A discussão estratégica fala cada vez mais de mineração urbana e de recursos secundários - extrair metais de produtos e resíduos, em vez de rocha virgem. Resíduos de carvão tratados com transformação mineral (como a passagem de caulinite para hidrossodalite) encaixam naturalmente nessa mudança.
Como pode ser a expansão: um novo desenho para a paisagem do carvão
Se o método alcalino com micro-ondas atingir maturidade comercial, certas regiões carboníferas poderão mudar de função. Imagine o cinturão de antracite da Pensilvânia: antigas lavarias, lagoas de rejeitados e pilhas de estéreis reabilitadas não por enterramento, mas por passagem em unidades modulares de processamento.

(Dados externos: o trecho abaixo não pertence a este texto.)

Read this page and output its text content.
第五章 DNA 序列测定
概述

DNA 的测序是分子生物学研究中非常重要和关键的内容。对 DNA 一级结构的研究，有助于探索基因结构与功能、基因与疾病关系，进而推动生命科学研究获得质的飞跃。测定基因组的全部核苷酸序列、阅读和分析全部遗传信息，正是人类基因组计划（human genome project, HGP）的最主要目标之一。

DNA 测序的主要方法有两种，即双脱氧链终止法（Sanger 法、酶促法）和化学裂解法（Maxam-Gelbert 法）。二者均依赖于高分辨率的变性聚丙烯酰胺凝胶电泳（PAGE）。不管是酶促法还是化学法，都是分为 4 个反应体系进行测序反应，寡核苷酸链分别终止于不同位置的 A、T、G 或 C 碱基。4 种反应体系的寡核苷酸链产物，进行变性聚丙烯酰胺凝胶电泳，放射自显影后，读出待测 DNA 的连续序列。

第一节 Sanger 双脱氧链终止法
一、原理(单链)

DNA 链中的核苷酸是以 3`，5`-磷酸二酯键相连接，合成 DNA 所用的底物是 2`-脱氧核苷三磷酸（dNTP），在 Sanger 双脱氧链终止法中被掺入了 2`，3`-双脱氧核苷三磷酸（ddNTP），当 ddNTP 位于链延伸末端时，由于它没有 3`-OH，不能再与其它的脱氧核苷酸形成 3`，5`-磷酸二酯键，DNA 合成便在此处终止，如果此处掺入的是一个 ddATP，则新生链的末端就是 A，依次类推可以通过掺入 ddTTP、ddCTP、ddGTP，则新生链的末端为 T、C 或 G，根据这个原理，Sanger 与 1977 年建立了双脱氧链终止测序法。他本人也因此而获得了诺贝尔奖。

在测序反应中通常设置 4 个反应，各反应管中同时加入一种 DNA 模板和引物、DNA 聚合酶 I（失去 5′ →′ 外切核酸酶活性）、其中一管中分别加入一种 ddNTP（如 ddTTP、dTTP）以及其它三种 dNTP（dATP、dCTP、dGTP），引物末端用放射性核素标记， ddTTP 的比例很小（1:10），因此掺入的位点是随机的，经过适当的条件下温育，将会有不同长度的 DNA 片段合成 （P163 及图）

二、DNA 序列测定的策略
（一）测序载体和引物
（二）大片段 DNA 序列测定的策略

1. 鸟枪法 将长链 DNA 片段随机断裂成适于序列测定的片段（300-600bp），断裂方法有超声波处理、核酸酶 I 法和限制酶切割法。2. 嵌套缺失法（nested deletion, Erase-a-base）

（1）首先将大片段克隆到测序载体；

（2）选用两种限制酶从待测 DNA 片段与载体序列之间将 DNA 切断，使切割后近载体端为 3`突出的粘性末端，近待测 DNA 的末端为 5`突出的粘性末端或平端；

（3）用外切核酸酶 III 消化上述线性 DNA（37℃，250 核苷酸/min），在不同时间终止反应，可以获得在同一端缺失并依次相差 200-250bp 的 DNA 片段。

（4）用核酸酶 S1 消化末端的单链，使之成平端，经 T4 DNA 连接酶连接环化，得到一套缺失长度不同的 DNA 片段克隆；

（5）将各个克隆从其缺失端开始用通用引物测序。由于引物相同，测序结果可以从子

Essas unidades poderiam separar o material, aplicar tratamento controlado com NaOH sob aquecimento por micro-ondas e, depois, extrair ETR em circuitos ácidos com ácido nítrico. Sempre que possível, as soluções reagentes operariam em circuito fechado. Os sólidos remanescentes, já com menor teor metálico, poderiam ser reconfigurados em aterros mais estáveis ou até valorizados como agregados de construção, desde que cumpridos critérios de segurança.
A supervisão regulatória continuaria essencial: poeiras, radionuclídeos e risco de contaminação de aquíferos exigiriam vigilância. Ainda assim, a pegada total poderá ser inferior à de uma nova mina de terras raras aberta numa região remota sem infra-estruturas.
Riscos e oportunidades para as comunidades locais
As populações que vivem perto de depósitos de resíduos de carvão já ouviram muitas promessas. Por isso, qualquer projecto de terras raras deverá enfrentar escrutínio compreensível. As preocupações habituais incluem qualidade do ar, tráfego de camiões, ruído e monitorização a longo prazo.
Do lado positivo, o reprocessamento pode criar emprego qualificado em regiões onde o trabalho associado ao carvão diminuiu. Pode também devolver ao uso áreas hoje vedadas por perigo, caso os resíduos sejam estabilizados e os metais capturados.
O equilíbrio dependerá, em grande medida, da forma como os operadores lidarem com três pontos sensíveis:
- Gestão de águas de processo alcalinas e ácidas
- Controlo de elementos radioactivos como urânio e tório
- Partilha transparente de dados de monitorização com autoridades e comunidade
Uma execução deficiente pode consolidar oposição pública. Uma execução cuidadosa pode transformar passivos antigos em novas fontes de receita e, ao mesmo tempo, reduzir a dependência de metais estratégicos importados.
Para lá dos resíduos de carvão: um modelo para “refinarias de resíduos”
O mecanismo central deste avanço - libertar metais através de transformações minerais - não se limita a resíduos do carvão. Muitos subprodutos industriais, desde rejeitados de bauxite (a chamada “lama vermelha”) a certos tipos de fosfogesso, também contêm terras raras ou outros metais críticos presos em fases minerais resistentes.
Se for possível calibrar transformações semelhantes nesses materiais, poderá surgir uma nova geração de refinarias de resíduos. Em vez de ver escórias, cinzas e rejeitados como ponto final, a indústria passaria a tratá-los como stocks intermédios, prontos para uma segunda recuperação quando a tecnologia e os preços o justificarem.
Esta mudança não apaga os danos ambientais da era dos combustíveis fósseis. Mas pode assegurar que o legado dos campos de carvão e das unidades industriais inclui mais do que fossas abandonadas e lagoas com fugas: um reservatório de metais estratégicos que esteve, durante anos, à vista de todos - mas escondido na química dos minerais.